Thursday, April 16, 2009

Is it mojito time yet?

The wall at the Bodeguita del Medio in Old Havana

Barack Obama wants a signal from Cuba, a sign that the socialist government is changing its M.O. Before heading to Mexico today, he told CNN:
I don't expect Cuba to beg. No one is asking for anyone to beg. What we're looking for is some signal that there are going to be changes in how Cuba operates.
According to this AFP story:
Obama called for political prisoners to be released and free speech to be allowed in order to "see a further thawing of relations" between the US and its long-time communist foe.

This is not so simple for Cuba. The Castro brothers have vowed to maintain a socialist government. I can't see Cuban officials announcing huge changes or a move to American-style democracy. Cuban officials have said they are on a path of slow, gradual change, not rapid transformation. I'd be surprised to see a mass release of pro-democracy activists, dissidents and journalists who are in jail. But from a strategic standpoint, this looks like an ideal opportunity for Cuba, a great moment to seize on Barack Obama's willingness to change U.S. policy.
If Cuban officials were to release, say, 40 or 50 dissidents and journalists, and take action to improve Internet access, perhaps the Obama administration would further loosen the trade embargo. Maybe that would trigger talks between the two governments and things would snowball. And pretty soon ordinary American tourists would be drinking mojitos in Havana. Who knows?
The Cuban government certainly has enough control over the populace that it can monitor 40 or 50 freed dissidents. Why not give it a shot?

White House transcript of CNN interview
Cuban Colada - Miami Herald reporter Frances Robles gives her take on Obama's comments


M Denise C said...

I can't believe all of a sudden this is playing out so interestingly. I can't stop reading and watching/learning about Cuba now.

I need a mojito after paying my taxes . . . the price of democracy . . .

Tracey Eaton said...

yeah, taxes are a bummer said...

Let's hope Raul does something to reciprocate but we know that his job depends on the Embargo being in place. He and Fidel need the Embargo as an excuse for their failures.

So, they may reciprocate then shoot themselves in the foot on purpose.

Whatever it takes to make the US look foolish is their #1 priority.

Am I wrong?

Tracey Eaton said...

I think it's true that the hardliners in Havana and their enemies in Miami and Washington need each other. They are worst enemies and best friends.
I don't get the sense that Cubans shoot themselves in the foot on purpose. I know you can cite examples - the shootdown, for instance. But I am not convinced they do such things to sabotage U.S.-Cuba relations.
It's complicated. Change is difficult. No one wants to change. No one wants to admit any mistakes. And I think Cuban officials fear that if they loosen up just a little bit, then everything will unravel.
Of course, I wouldn't presume to tell the Cubans what they should do. They know what they're doing. But from here, miles away, I can't help thinking that now is the time for a bit of audacity. said...
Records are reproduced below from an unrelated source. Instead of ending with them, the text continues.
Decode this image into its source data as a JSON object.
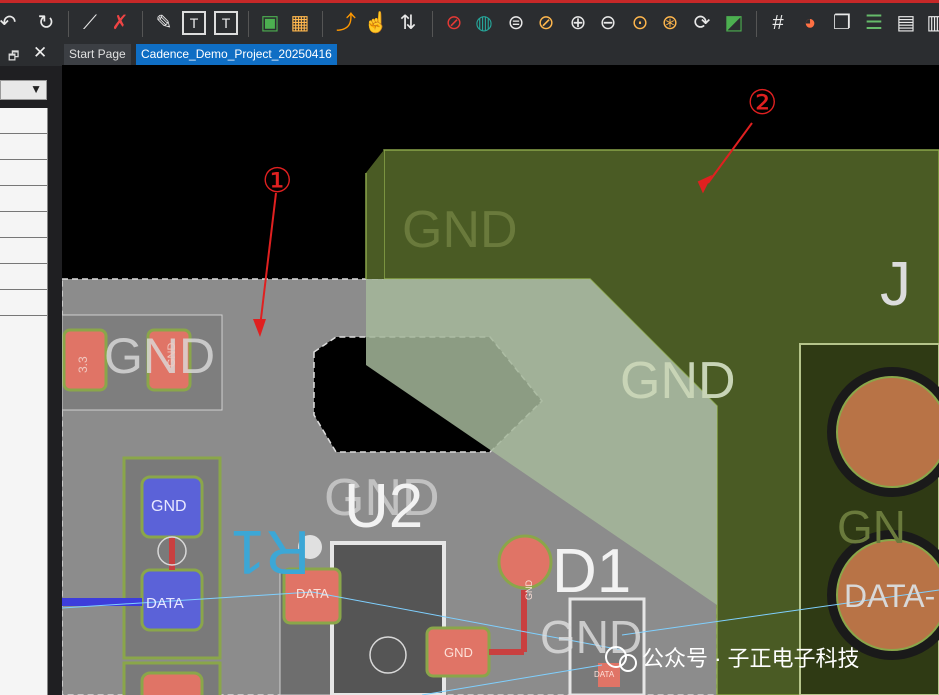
{
  "toolbar": {
    "icons": [
      "undo-icon",
      "redo-icon",
      "pin-icon",
      "unpin-icon",
      "add-line-icon",
      "add-text-icon",
      "edit-text-icon",
      "component-icon",
      "chip-icon",
      "route-icon",
      "hand-route-icon",
      "swap-icon",
      "drc-icon",
      "board-icon",
      "zoom-fit-icon",
      "zoom-area-icon",
      "zoom-in-icon",
      "zoom-out-icon",
      "zoom-previous-icon",
      "zoom-world-icon",
      "refresh-icon",
      "3d-view-icon",
      "grid-icon",
      "color-icon",
      "visibility-icon",
      "layers-icon",
      "report-icon"
    ]
  },
  "panel": {
    "close": "✕",
    "float": "🗗"
  },
  "tabs": [
    {
      "label": "Start Page"
    },
    {
      "label": "Cadence_Demo_Project_20250416"
    }
  ],
  "canvas": {
    "callouts": [
      "①",
      "②"
    ],
    "labels": {
      "gnd_pour": "GND",
      "gnd_overlap": "GND",
      "gnd_cap": "GND",
      "u2": "U2",
      "u2_gnd": "GND",
      "r1": "R1",
      "d1": "D1",
      "d1_gnd": "GND",
      "pad_33": "3.3",
      "pad_gnd_rot": "GND",
      "r_pad_gnd": "GND",
      "r_pad_data": "DATA",
      "u2_pad_data": "DATA",
      "u2_pad_gnd": "GND",
      "d1_pad_gnd": "GND",
      "d1_pad_data": "DATA",
      "conn_gnd": "GN",
      "conn_data": "DATA-",
      "j": "J"
    },
    "watermark": "公众号 · 子正电子科技"
  },
  "colors": {
    "tab_active": "#0f6ec4",
    "callout": "#e02020",
    "pour_gray": "#8c8c8c",
    "pour_green": "#4a5b24"
  }
}
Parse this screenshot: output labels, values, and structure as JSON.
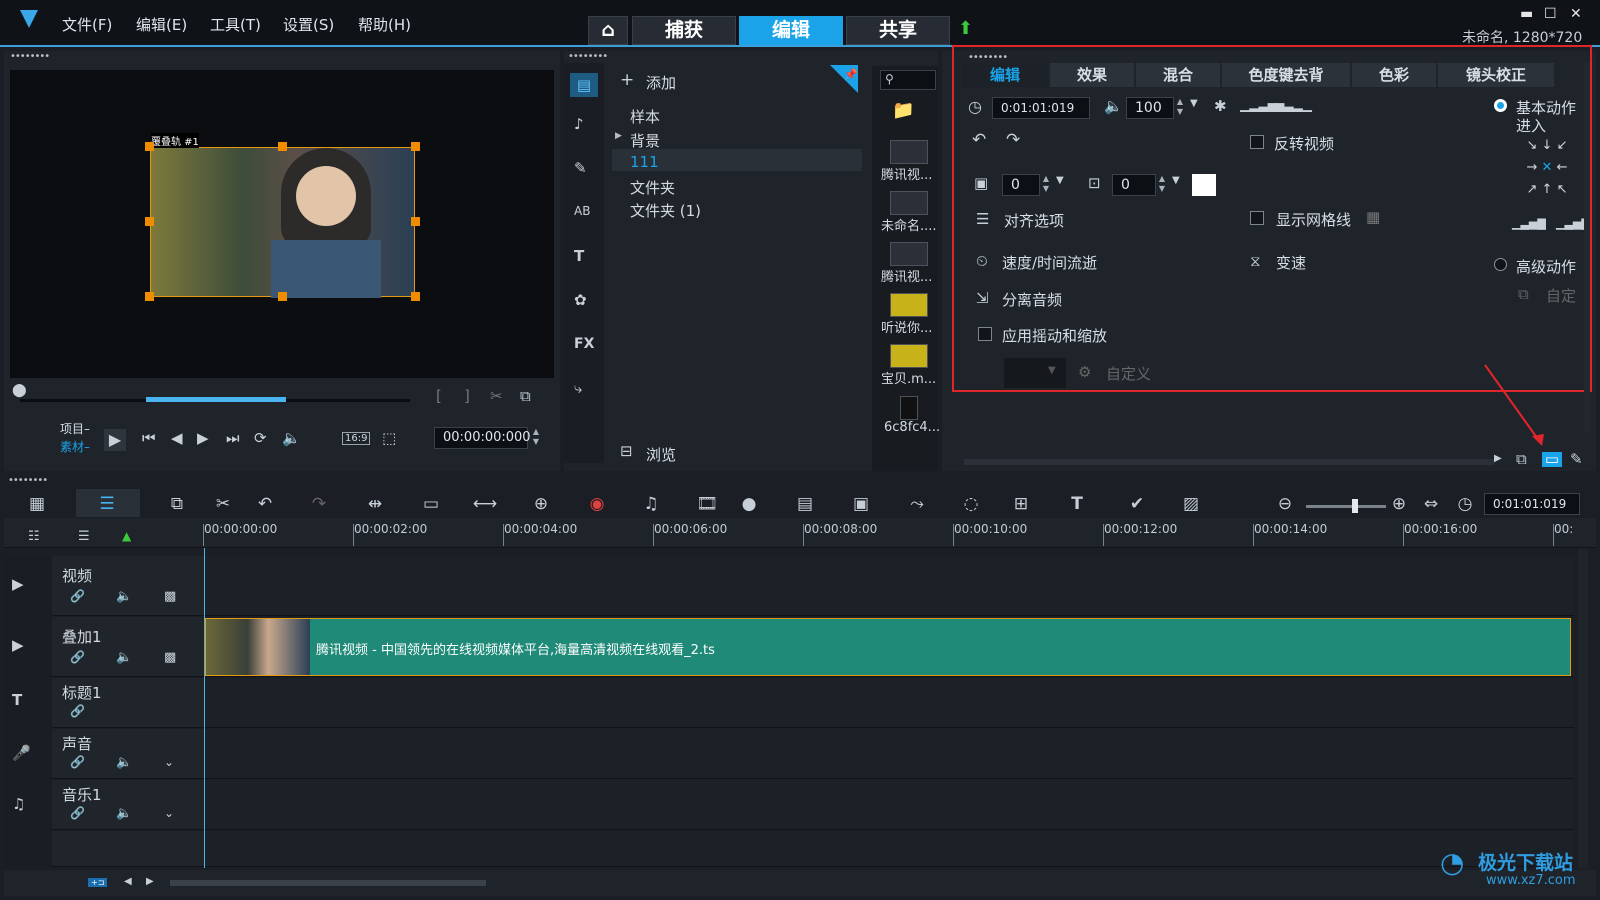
{
  "menu": [
    "文件(F)",
    "编辑(E)",
    "工具(T)",
    "设置(S)",
    "帮助(H)"
  ],
  "main_tabs": {
    "capture": "捕获",
    "edit": "编辑",
    "share": "共享"
  },
  "project_info": "未命名, 1280*720",
  "preview": {
    "overlay_label": "覆叠轨 #1",
    "project_label": "项目–",
    "clip_label": "素材–",
    "timecode": "00:00:00:000",
    "aspect": "16:9"
  },
  "library": {
    "add_label": "添加",
    "folders": [
      "样本",
      "背景",
      "111",
      "文件夹",
      "文件夹 (1)"
    ],
    "selected_folder": "111",
    "browse_label": "浏览",
    "thumbs": [
      "腾讯视...",
      "未命名....",
      "腾讯视...",
      "听说你...",
      "宝贝.m...",
      "6c8fc4..."
    ]
  },
  "options": {
    "tabs": [
      "编辑",
      "效果",
      "混合",
      "色度键去背",
      "色彩",
      "镜头校正"
    ],
    "active_tab": "编辑",
    "duration": "0:01:01:019",
    "volume": "100",
    "reverse_video": "反转视频",
    "rotate_a": "0",
    "rotate_b": "0",
    "align_options": "对齐选项",
    "show_grid": "显示网格线",
    "speed_time_lapse": "速度/时间流逝",
    "variable_speed": "变速",
    "split_audio": "分离音频",
    "pan_zoom": "应用摇动和缩放",
    "custom": "自定义",
    "basic_motion": "基本动作",
    "enter": "进入",
    "advanced_motion": "高级动作",
    "custom2": "自定",
    "accent_color": "#1aa3e8",
    "highlight_border": "#e0262b"
  },
  "timeline": {
    "ruler": [
      "00:00:00:00",
      "00:00:02:00",
      "00:00:04:00",
      "00:00:06:00",
      "00:00:08:00",
      "00:00:10:00",
      "00:00:12:00",
      "00:00:14:00",
      "00:00:16:00",
      "00:"
    ],
    "timecode": "0:01:01:019",
    "tracks": [
      "视频",
      "叠加1",
      "标题1",
      "声音",
      "音乐1"
    ],
    "clip_title": "腾讯视频 - 中国领先的在线视频媒体平台,海量高清视频在线观看_2.ts",
    "clip_color": "#1e8a77"
  },
  "watermark": {
    "cn": "极光下载站",
    "url": "www.xz7.com"
  }
}
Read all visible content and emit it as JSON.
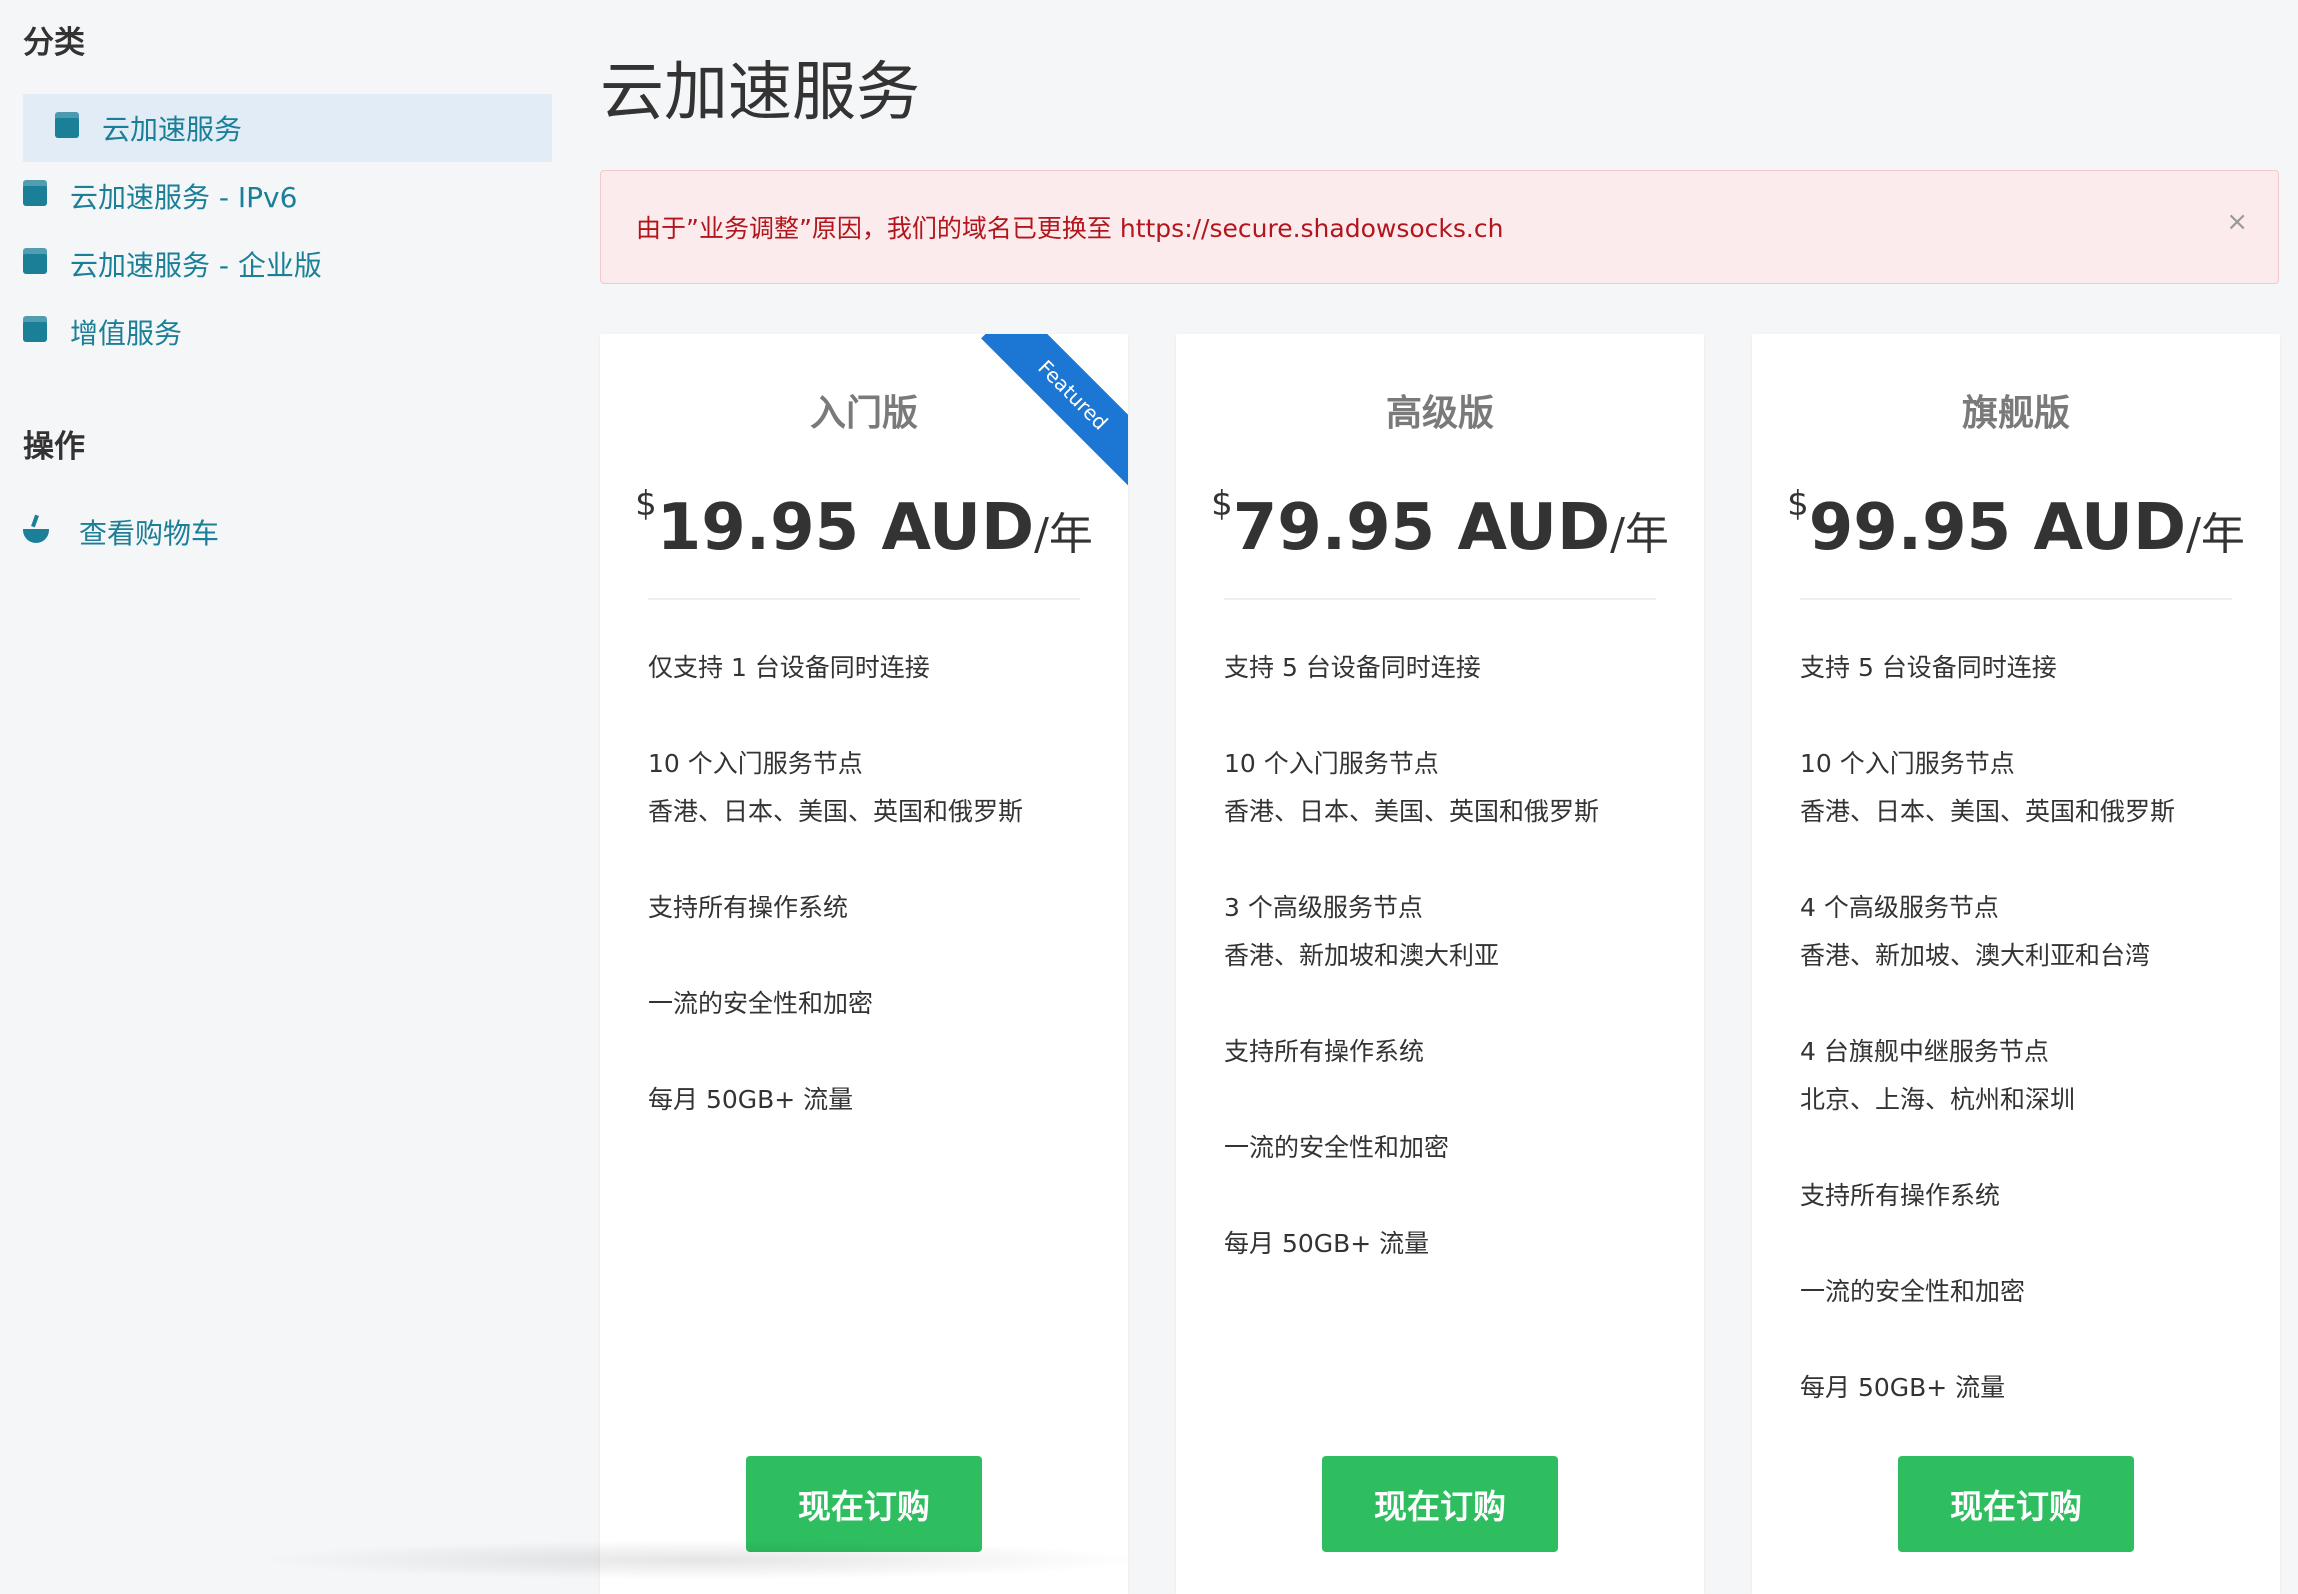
{
  "sidebar": {
    "categories_heading": "分类",
    "categories": [
      {
        "label": "云加速服务",
        "active": true
      },
      {
        "label": "云加速服务 - IPv6",
        "active": false
      },
      {
        "label": "云加速服务 - 企业版",
        "active": false
      },
      {
        "label": "增值服务",
        "active": false
      }
    ],
    "actions_heading": "操作",
    "actions": [
      {
        "label": "查看购物车",
        "icon": "basket-icon"
      }
    ]
  },
  "page": {
    "title": "云加速服务"
  },
  "alert": {
    "message": "由于”业务调整”原因，我们的域名已更换至 https://secure.shadowsocks.ch",
    "close": "×"
  },
  "plans": [
    {
      "name": "入门版",
      "currency_symbol": "$",
      "amount": "19.95 AUD",
      "unit": "/年",
      "ribbon": "Featured",
      "features": [
        [
          "仅支持 1 台设备同时连接"
        ],
        [
          "10 个入门服务节点",
          "香港、日本、美国、英国和俄罗斯"
        ],
        [
          "支持所有操作系统"
        ],
        [
          "一流的安全性和加密"
        ],
        [
          "每月 50GB+ 流量"
        ]
      ],
      "button": "现在订购"
    },
    {
      "name": "高级版",
      "currency_symbol": "$",
      "amount": "79.95 AUD",
      "unit": "/年",
      "features": [
        [
          "支持 5 台设备同时连接"
        ],
        [
          "10 个入门服务节点",
          "香港、日本、美国、英国和俄罗斯"
        ],
        [
          "3 个高级服务节点",
          "香港、新加坡和澳大利亚"
        ],
        [
          "支持所有操作系统"
        ],
        [
          "一流的安全性和加密"
        ],
        [
          "每月 50GB+ 流量"
        ]
      ],
      "button": "现在订购"
    },
    {
      "name": "旗舰版",
      "currency_symbol": "$",
      "amount": "99.95 AUD",
      "unit": "/年",
      "features": [
        [
          "支持 5 台设备同时连接"
        ],
        [
          "10 个入门服务节点",
          "香港、日本、美国、英国和俄罗斯"
        ],
        [
          "4 个高级服务节点",
          "香港、新加坡、澳大利亚和台湾"
        ],
        [
          "4 台旗舰中继服务节点",
          "北京、上海、杭州和深圳"
        ],
        [
          "支持所有操作系统"
        ],
        [
          "一流的安全性和加密"
        ],
        [
          "每月 50GB+ 流量"
        ]
      ],
      "button": "现在订购"
    }
  ],
  "colors": {
    "accent": "#1b7f98",
    "active_bg": "#e1ecf6",
    "alert_bg": "#fcebec",
    "alert_text": "#b2161d",
    "button": "#2ebd5f",
    "ribbon": "#1c77d4"
  }
}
I hate to be cynical but the US has changed. Cuba has not.

I'm glad Obama is changing US policy but I don't have too much faith that Raul, and certainly not Fidel, will change Cuba policy.

If Obama and Secretary Clinton are going to wait for a reciprocal gesture, they will probably be waiting for a long time.

Remember the language of the easing of restrictions on Cuban Americans... to affect change in Cuba and wording like that.

Certainly not an openly positive gesture towards Cuba.

So... we wait.

Tracey Eaton said...

Yeah, I agree, we'll have to see what happens. It could be that Cuba won't show that sign that Obama wants. But from the outside looking in, it would seem to be a wise thing to do. said...

Raul puts "everything" on the table.

Maybe this time it's different?

Tracey Eaton said...

That is an interesting quote, Rob. To me, it's progress.

Raul Castro:
“We have sent messages to the U.S. government in private and in public that we are willing to discuss everything, whenever they want… human rights, press freedom, political prisoners, everything, everything, everything they want to talk about."